Comparison of different types of non-thermal plasma treatment of mammalian cells

Abstract

Summary form only given. Non-thermal plasma is now being widely developed for various clinical applications, e.g. cancer treatment, blood coagulation and tissue sterilization. However, the effects of non-thermal plasma on mammalian cells are still unclear. In this paper we investigate the effects of the plasma on mammalian cells. One of the most critical of such effects could be DNA damage, since DNA damage is the most threatening to cell survival. We studied the physical mechanisms of interaction of non-thermal plasma treatment of living cells by comparing direct treatment of cells with indirect treatment of cells by placing a grounded mesh between the sample being treated and the high voltage electrode. The mesh only allows neutral species to come in contact with the cells. We also compared direct treatment of cells with exposure of cells to separately treated medium. In this case cell growth medium was treated separately from the cells and then was poured on top of untreated cells. We measured DNA damage in mammalian cells using immunofluorescence and western blots to detect phosphorylation of the histone protein H2AX (gamma-H2AX), which is a marker of DNA damage. Hydrogen peroxide was used as a positive control since it is known to induce DNA damage. The level of DNA damage induced by indirect treatment was almost similar to that induced by direct treatment of cells.

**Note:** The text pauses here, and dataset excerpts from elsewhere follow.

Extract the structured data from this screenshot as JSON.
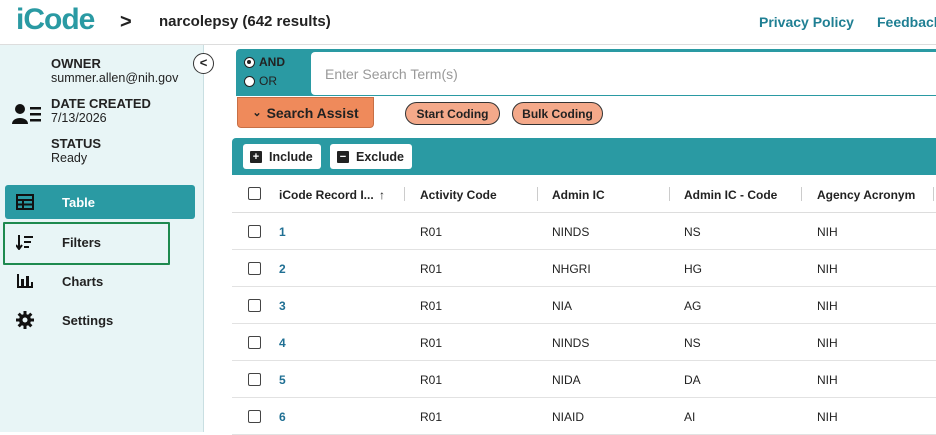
{
  "header": {
    "logo_text": "iCode",
    "query_title": "narcolepsy (642 results)",
    "links": [
      "Privacy Policy",
      "Feedback"
    ]
  },
  "sidebar": {
    "owner_label": "OWNER",
    "owner_value": "summer.allen@nih.gov",
    "date_label": "DATE CREATED",
    "date_value": "7/13/2026",
    "status_label": "STATUS",
    "status_value": "Ready",
    "nav": [
      {
        "label": "Table",
        "icon": "table-icon",
        "active": true
      },
      {
        "label": "Filters",
        "icon": "filter-sort-icon",
        "active": false
      },
      {
        "label": "Charts",
        "icon": "bar-chart-icon",
        "active": false
      },
      {
        "label": "Settings",
        "icon": "gear-icon",
        "active": false
      }
    ]
  },
  "search": {
    "and_label": "AND",
    "or_label": "OR",
    "placeholder": "Enter Search Term(s)",
    "assist_label": "Search Assist",
    "start_coding_label": "Start Coding",
    "bulk_coding_label": "Bulk Coding"
  },
  "grid": {
    "include_label": "Include",
    "exclude_label": "Exclude",
    "columns": [
      "iCode Record I...",
      "Activity Code",
      "Admin IC",
      "Admin IC - Code",
      "Agency Acronym"
    ],
    "sort_indicator": "↑",
    "rows": [
      [
        "1",
        "R01",
        "NINDS",
        "NS",
        "NIH"
      ],
      [
        "2",
        "R01",
        "NHGRI",
        "HG",
        "NIH"
      ],
      [
        "3",
        "R01",
        "NIA",
        "AG",
        "NIH"
      ],
      [
        "4",
        "R01",
        "NINDS",
        "NS",
        "NIH"
      ],
      [
        "5",
        "R01",
        "NIDA",
        "DA",
        "NIH"
      ],
      [
        "6",
        "R01",
        "NIAID",
        "AI",
        "NIH"
      ]
    ]
  },
  "colors": {
    "brand": "#2a9aa3",
    "accent_orange": "#ef8a5b",
    "highlight_green": "#1e8a4f"
  }
}
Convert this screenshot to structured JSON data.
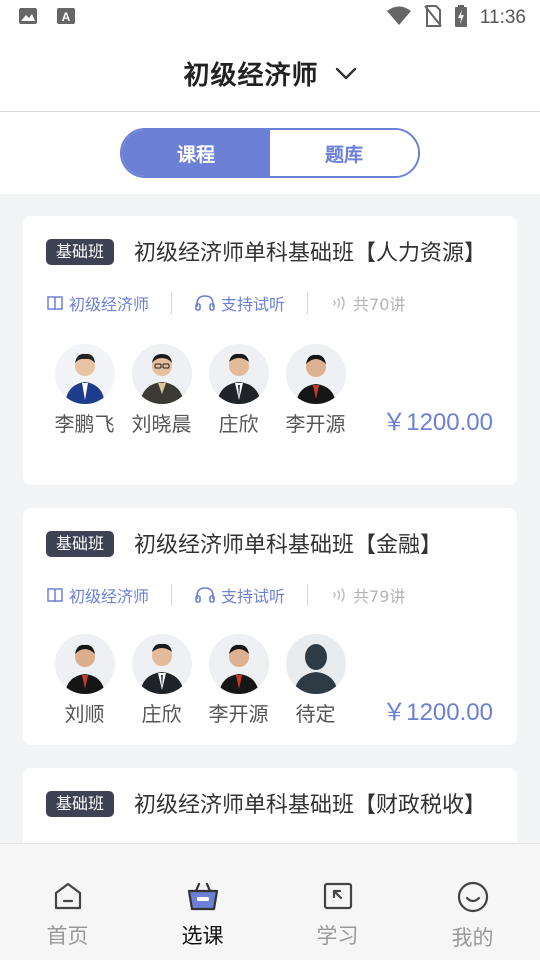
{
  "status_bar": {
    "time": "11:36"
  },
  "header": {
    "title": "初级经济师"
  },
  "segment": {
    "tabs": [
      "课程",
      "题库"
    ]
  },
  "courses": [
    {
      "badge": "基础班",
      "title": "初级经济师单科基础班【人力资源】",
      "category": "初级经济师",
      "trial": "支持试听",
      "lessons": "共70讲",
      "teachers": [
        "李鹏飞",
        "刘晓晨",
        "庄欣",
        "李开源"
      ],
      "price": "￥1200.00"
    },
    {
      "badge": "基础班",
      "title": "初级经济师单科基础班【金融】",
      "category": "初级经济师",
      "trial": "支持试听",
      "lessons": "共79讲",
      "teachers": [
        "刘顺",
        "庄欣",
        "李开源",
        "待定"
      ],
      "price": "￥1200.00"
    },
    {
      "badge": "基础班",
      "title": "初级经济师单科基础班【财政税收】"
    }
  ],
  "nav": {
    "home": "首页",
    "courses": "选课",
    "study": "学习",
    "mine": "我的"
  },
  "colors": {
    "accent": "#6c80d6",
    "badge": "#3d4354"
  }
}
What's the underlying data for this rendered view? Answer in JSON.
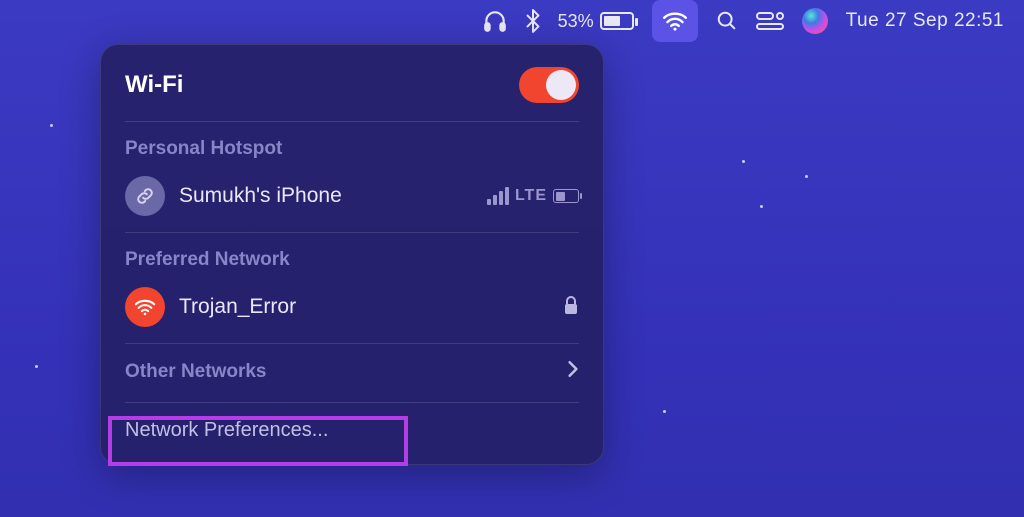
{
  "menubar": {
    "battery_percent": "53%",
    "datetime": "Tue 27 Sep  22:51"
  },
  "dropdown": {
    "title": "Wi-Fi",
    "toggle_on": true,
    "hotspot": {
      "section_label": "Personal Hotspot",
      "device_name": "Sumukh's iPhone",
      "network_type": "LTE"
    },
    "preferred": {
      "section_label": "Preferred Network",
      "network_name": "Trojan_Error",
      "locked": true
    },
    "other_label": "Other Networks",
    "preferences_label": "Network Preferences..."
  },
  "colors": {
    "accent_red": "#f2452f",
    "highlight": "#b53de8",
    "wifi_active_bg": "#5b52e6"
  }
}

This suggests that neutral species produced by plasma play a major role in inducing damage rather than charged particles. Also separated treatment induced DNA damage similar to direct treatment, indicating that non-thermal plasma interacts with cells indirectly by modifying the cell culture medium. Further, the results indicate that short exposure of non-thermal plasma at low power produces DNA damage in mammalian cells, suggesting that somehow the effects of plasma penetrate the cells. The level of DNA damage as measured by gamma-H2AX was dependent on the dose of non-thermal plasma, at a low dose of plasma treatment, the damage is reversible, whereas at higher doses, cells undergo apoptosis. The cells remain viable after treatment at low dose as measured by colony assay. Future work will involve the determination of the specific pathways through which the effects of non-thermal plasma penetrate cells and interact with cellular DNA.